The things that really stay with me are :-

How apathetic I felt not being in control of my own destiny, and how utterly emotionally destroying it must be to be a long-term prisoner.

On the other-hand it was also wonderful not to be able to do anything and that therefore I could genuinely relax with no guilt. No need to plot or plan or use my own initiative – just wait to be told what to do. So much so that driving home afterwards I nearly reversed twice into other cars as I hadn’t started thinking for myself again yet!
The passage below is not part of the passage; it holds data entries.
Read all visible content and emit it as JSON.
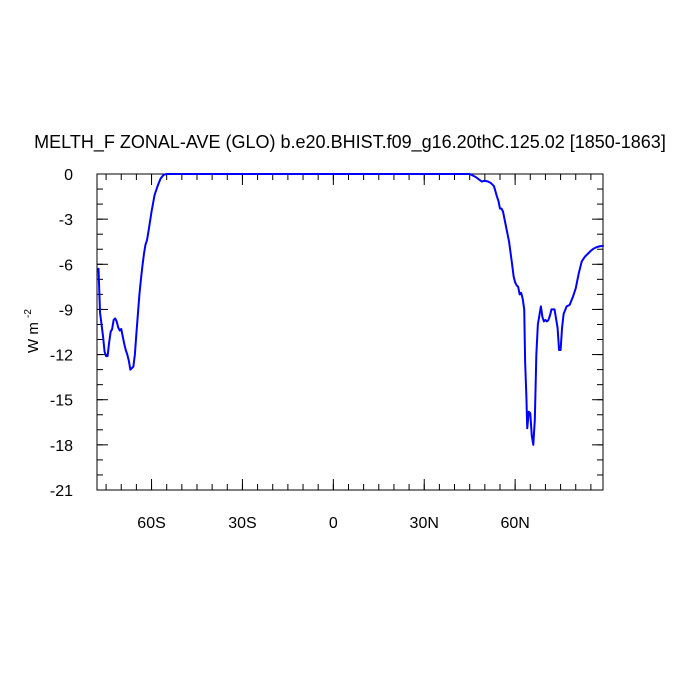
{
  "chart_data": {
    "type": "line",
    "title": "MELTH_F ZONAL-AVE (GLO) b.e20.BHIST.f09_g16.20thC.125.02 [1850-1863]",
    "ylabel_main": "W m",
    "ylabel_sup": "-2",
    "xlabel": "",
    "xlim": [
      -78,
      89
    ],
    "ylim": [
      -21,
      0
    ],
    "xticks": [
      {
        "value": -60,
        "label": "60S"
      },
      {
        "value": -30,
        "label": "30S"
      },
      {
        "value": 0,
        "label": "0"
      },
      {
        "value": 30,
        "label": "30N"
      },
      {
        "value": 60,
        "label": "60N"
      }
    ],
    "yticks": [
      {
        "value": 0,
        "label": "0"
      },
      {
        "value": -3,
        "label": "-3"
      },
      {
        "value": -6,
        "label": "-6"
      },
      {
        "value": -9,
        "label": "-9"
      },
      {
        "value": -12,
        "label": "-12"
      },
      {
        "value": -15,
        "label": "-15"
      },
      {
        "value": -18,
        "label": "-18"
      },
      {
        "value": -21,
        "label": "-21"
      }
    ],
    "line_color": "#0000ff",
    "series": [
      {
        "x": [
          -77.5,
          -77.0,
          -76.5,
          -76.0,
          -75.5,
          -75.0,
          -74.5,
          -74.0,
          -73.5,
          -73.0,
          -72.5,
          -72.0,
          -71.5,
          -71.0,
          -70.5,
          -70.0,
          -69.5,
          -69.0,
          -68.5,
          -68.0,
          -67.5,
          -67.0,
          -66.5,
          -66.0,
          -65.5,
          -65.0,
          -64.5,
          -64.0,
          -63.5,
          -63.0,
          -62.5,
          -62.0,
          -61.5,
          -61.0,
          -60.0,
          -59.0,
          -58.0,
          -57.0,
          -56.0,
          -55.0,
          -54.0,
          -53.5,
          -53.0,
          -52.0,
          -50.0,
          45.0,
          47.0,
          48.0,
          49.0,
          50.0,
          51.0,
          52.0,
          53.0,
          54.0,
          54.5,
          55.0,
          55.5,
          56.0,
          57.0,
          58.0,
          59.0,
          59.5,
          60.0,
          60.5,
          61.0,
          61.5,
          62.0,
          62.5,
          63.0,
          63.3,
          63.7,
          64.0,
          64.5,
          65.0,
          65.5,
          66.0,
          66.5,
          67.0,
          67.5,
          68.0,
          68.5,
          69.0,
          69.5,
          70.0,
          70.5,
          71.0,
          71.5,
          72.0,
          73.0,
          74.0,
          74.5,
          75.0,
          75.5,
          76.0,
          77.0,
          78.0,
          79.0,
          80.0,
          81.0,
          82.0,
          83.0,
          84.0,
          85.0,
          86.0,
          87.0,
          88.0,
          89.0
        ],
        "y": [
          -6.3,
          -9.2,
          -10.0,
          -10.8,
          -11.8,
          -12.1,
          -12.1,
          -11.2,
          -10.5,
          -10.3,
          -9.7,
          -9.6,
          -9.8,
          -10.2,
          -10.4,
          -10.3,
          -10.8,
          -11.3,
          -11.7,
          -12.0,
          -12.4,
          -13.0,
          -12.9,
          -12.8,
          -12.0,
          -10.6,
          -9.3,
          -8.0,
          -7.0,
          -6.1,
          -5.3,
          -4.7,
          -4.4,
          -3.8,
          -2.5,
          -1.4,
          -0.8,
          -0.3,
          -0.05,
          0.0,
          0.0,
          0.0,
          0.0,
          0.0,
          0.0,
          0.0,
          -0.2,
          -0.35,
          -0.5,
          -0.45,
          -0.5,
          -0.6,
          -0.8,
          -1.5,
          -1.8,
          -2.3,
          -2.3,
          -2.5,
          -3.5,
          -4.5,
          -6.0,
          -6.8,
          -7.2,
          -7.4,
          -7.5,
          -8.0,
          -7.9,
          -8.3,
          -9.0,
          -12.5,
          -14.7,
          -16.9,
          -15.8,
          -15.9,
          -17.4,
          -18.0,
          -16.3,
          -12.0,
          -10.0,
          -9.4,
          -8.8,
          -9.5,
          -9.8,
          -9.7,
          -9.8,
          -9.7,
          -9.4,
          -9.0,
          -9.0,
          -10.2,
          -11.7,
          -11.7,
          -10.2,
          -9.3,
          -8.8,
          -8.7,
          -8.2,
          -7.6,
          -6.6,
          -5.8,
          -5.5,
          -5.3,
          -5.1,
          -4.95,
          -4.85,
          -4.8,
          -4.78
        ]
      }
    ]
  }
}
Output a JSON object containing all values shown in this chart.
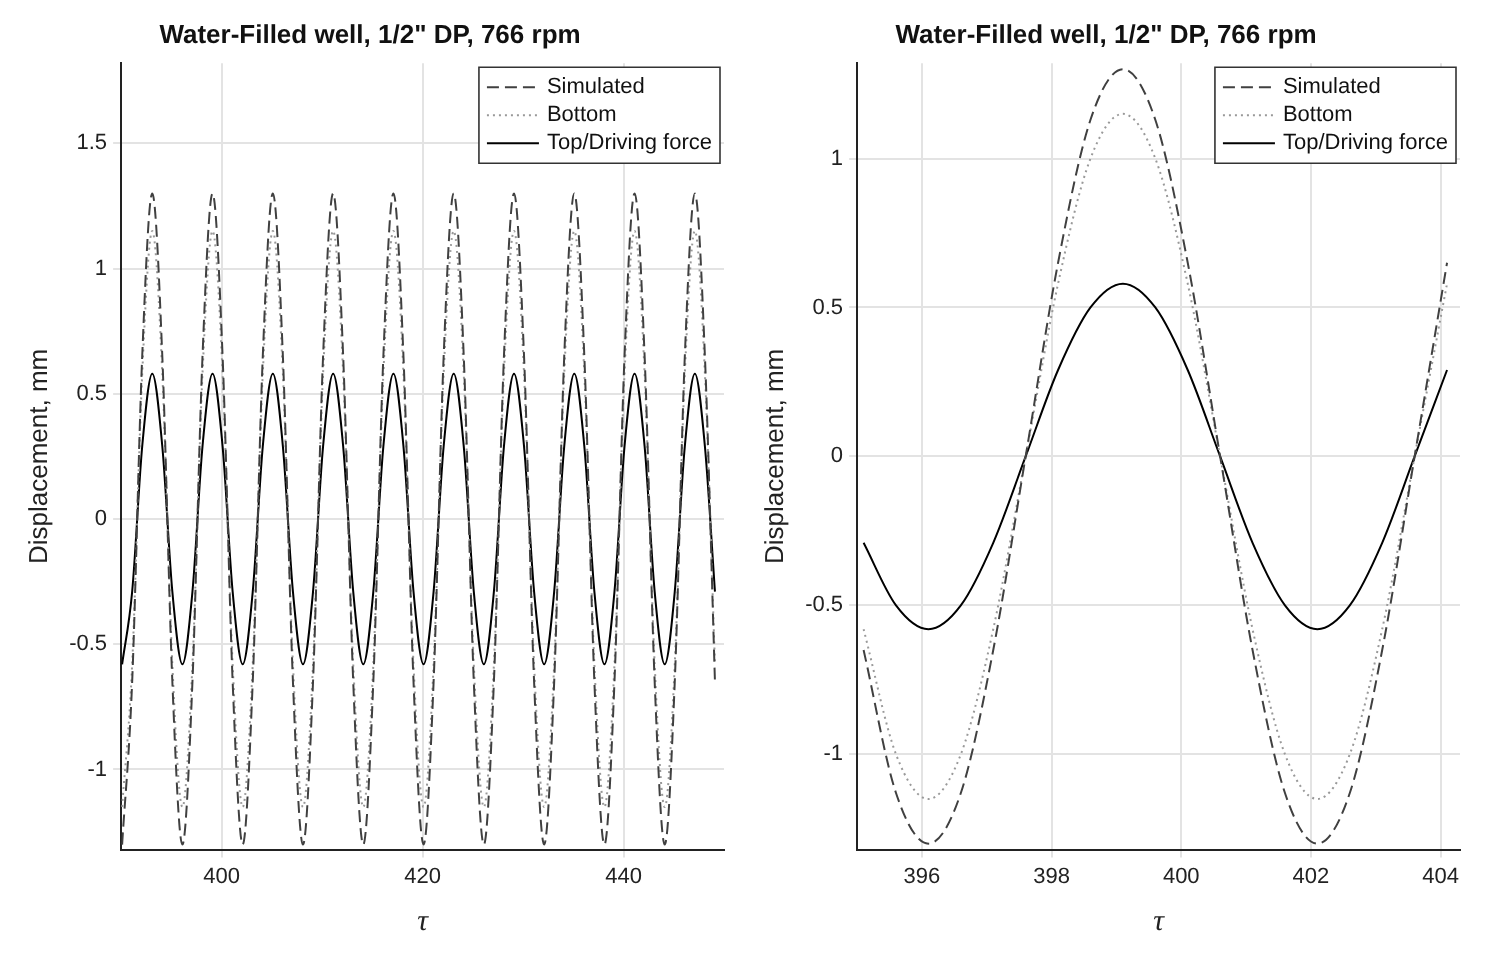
{
  "chart_data": [
    {
      "type": "line",
      "title": "Water-Filled well, 1/2\" DP, 766 rpm",
      "xlabel": "τ",
      "ylabel": "Displacement, mm",
      "xlim": [
        390,
        450
      ],
      "xticks": [
        400,
        420,
        440
      ],
      "ylim": [
        -1.32,
        1.82
      ],
      "yticks": [
        -1,
        -0.5,
        0,
        0.5,
        1,
        1.5
      ],
      "grid": true,
      "legend": "top right",
      "marker": "none",
      "x": [
        390.1,
        391.1,
        392.1,
        393.1,
        394.1,
        395.1,
        396.1,
        397.1,
        398.1,
        399.1,
        400.1,
        401.1,
        402.1,
        403.1,
        404.1,
        405.1,
        406.1,
        407.1,
        408.1,
        409.1,
        410.1,
        411.1,
        412.1,
        413.1,
        414.1,
        415.1,
        416.1,
        417.1,
        418.1,
        419.1,
        420.1,
        421.1,
        422.1,
        423.1,
        424.1,
        425.1,
        426.1,
        427.1,
        428.1,
        429.1,
        430.1,
        431.1,
        432.1,
        433.1,
        434.1,
        435.1,
        436.1,
        437.1,
        438.1,
        439.1,
        440.1,
        441.1,
        442.1,
        443.1,
        444.1,
        445.1,
        446.1,
        447.1,
        448.1,
        449.1
      ],
      "series": [
        {
          "name": "Simulated",
          "color": "#404040",
          "line_style": "dashed",
          "values": [
            -1.3,
            -0.65,
            0.65,
            1.3,
            0.65,
            -0.65,
            -1.3,
            -0.65,
            0.65,
            1.3,
            0.65,
            -0.65,
            -1.3,
            -0.65,
            0.65,
            1.3,
            0.65,
            -0.65,
            -1.3,
            -0.65,
            0.65,
            1.3,
            0.65,
            -0.65,
            -1.3,
            -0.65,
            0.65,
            1.3,
            0.65,
            -0.65,
            -1.3,
            -0.65,
            0.65,
            1.3,
            0.65,
            -0.65,
            -1.3,
            -0.65,
            0.65,
            1.3,
            0.65,
            -0.65,
            -1.3,
            -0.65,
            0.65,
            1.3,
            0.65,
            -0.65,
            -1.3,
            -0.65,
            0.65,
            1.3,
            0.65,
            -0.65,
            -1.3,
            -0.65,
            0.65,
            1.3,
            0.65,
            -0.65
          ]
        },
        {
          "name": "Bottom",
          "color": "#999999",
          "line_style": "dotted",
          "values": [
            -1.15,
            -0.58,
            0.58,
            1.15,
            0.58,
            -0.58,
            -1.15,
            -0.58,
            0.58,
            1.15,
            0.58,
            -0.58,
            -1.15,
            -0.58,
            0.58,
            1.15,
            0.58,
            -0.58,
            -1.15,
            -0.58,
            0.58,
            1.15,
            0.58,
            -0.58,
            -1.15,
            -0.58,
            0.58,
            1.15,
            0.58,
            -0.58,
            -1.15,
            -0.58,
            0.58,
            1.15,
            0.58,
            -0.58,
            -1.15,
            -0.58,
            0.58,
            1.15,
            0.58,
            -0.58,
            -1.15,
            -0.58,
            0.58,
            1.15,
            0.58,
            -0.58,
            -1.15,
            -0.58,
            0.58,
            1.15,
            0.58,
            -0.58,
            -1.15,
            -0.58,
            0.58,
            1.15,
            0.58,
            -0.58
          ]
        },
        {
          "name": "Top/Driving force",
          "color": "#000000",
          "line_style": "solid",
          "values": [
            -0.58,
            -0.29,
            0.29,
            0.58,
            0.29,
            -0.29,
            -0.58,
            -0.29,
            0.29,
            0.58,
            0.29,
            -0.29,
            -0.58,
            -0.29,
            0.29,
            0.58,
            0.29,
            -0.29,
            -0.58,
            -0.29,
            0.29,
            0.58,
            0.29,
            -0.29,
            -0.58,
            -0.29,
            0.29,
            0.58,
            0.29,
            -0.29,
            -0.58,
            -0.29,
            0.29,
            0.58,
            0.29,
            -0.29,
            -0.58,
            -0.29,
            0.29,
            0.58,
            0.29,
            -0.29,
            -0.58,
            -0.29,
            0.29,
            0.58,
            0.29,
            -0.29,
            -0.58,
            -0.29,
            0.29,
            0.58,
            0.29,
            -0.29,
            -0.58,
            -0.29,
            0.29,
            0.58,
            0.29,
            -0.29
          ]
        }
      ]
    },
    {
      "type": "line",
      "title": "Water-Filled well, 1/2\" DP, 766 rpm",
      "xlabel": "τ",
      "ylabel": "Displacement, mm",
      "xlim": [
        395,
        404.3
      ],
      "xticks": [
        396,
        398,
        400,
        402,
        404
      ],
      "ylim": [
        -1.32,
        1.32
      ],
      "yticks": [
        -1,
        -0.5,
        0,
        0.5,
        1
      ],
      "grid": true,
      "legend": "top right",
      "marker": "none",
      "x": [
        395.1,
        395.6,
        396.1,
        396.6,
        397.1,
        397.6,
        398.1,
        398.6,
        399.1,
        399.6,
        400.1,
        400.6,
        401.1,
        401.6,
        402.1,
        402.6,
        403.1,
        403.6,
        404.1
      ],
      "series": [
        {
          "name": "Simulated",
          "color": "#404040",
          "line_style": "dashed",
          "values": [
            -0.65,
            -1.13,
            -1.3,
            -1.13,
            -0.65,
            0,
            0.65,
            1.13,
            1.3,
            1.13,
            0.65,
            0,
            -0.65,
            -1.13,
            -1.3,
            -1.13,
            -0.65,
            0,
            0.65
          ]
        },
        {
          "name": "Bottom",
          "color": "#999999",
          "line_style": "dotted",
          "values": [
            -0.58,
            -1,
            -1.15,
            -1,
            -0.58,
            0,
            0.58,
            1,
            1.15,
            1,
            0.58,
            0,
            -0.58,
            -1,
            -1.15,
            -1,
            -0.58,
            0,
            0.58
          ]
        },
        {
          "name": "Top/Driving force",
          "color": "#000000",
          "line_style": "solid",
          "values": [
            -0.29,
            -0.5,
            -0.58,
            -0.5,
            -0.29,
            0,
            0.29,
            0.5,
            0.58,
            0.5,
            0.29,
            0,
            -0.29,
            -0.5,
            -0.58,
            -0.5,
            -0.29,
            0,
            0.29
          ]
        }
      ]
    }
  ]
}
How shockingly green the plants were in the exercise courtyard when we went there on the tour just before we left. Having been surrounded by bricks and walls for 24 hours likewise the fields on the drive home were so vibrant and colourful. When the sun shone through my cell window I moved so that I could feel the light on my face. Nature becomes all the more precious when you don’t have access to it.

How quickly the prisoners “bonded” and I felt very fond of my 2 neighbours. Equally I become bizarrely attached to my cell so that despite not enjoying being in there, I felt quite sad to be leaving it. (Twisted or what?!)

I have decided to do one thing a year where I get out of my comfort zone. I do think having different experiences which challenge you are a great thing to do.

Driving home I had to stop as tears started pouring down my cheeks. Matt had told me some details about Mechline’s life which would not be appropriate to share with you, but I can say that we are so enormously lucky in our circumstances and I am so grateful that we have raised enough money for Mechline to help her change her life forever. She has it tough and deserves so much better. We have raised £1,093 – enough to fund her to the end of her education, and to pay for her after school care and her school uniform and her transport to and from school for another year. I am so grateful.

For anyone interested in finding out more about SOS Africa please see the link below. It is a small family run charity. They keep 2-3 years worth of education per child in the bank so that if anything happens to them it gives time for a new team to form and the children not be forced to leave school. 100% of the sponsorship goes to the children’s education and they fund admin and their costs off gift aid. I believe them – they are a very passionate, credible and professional grass roots charity.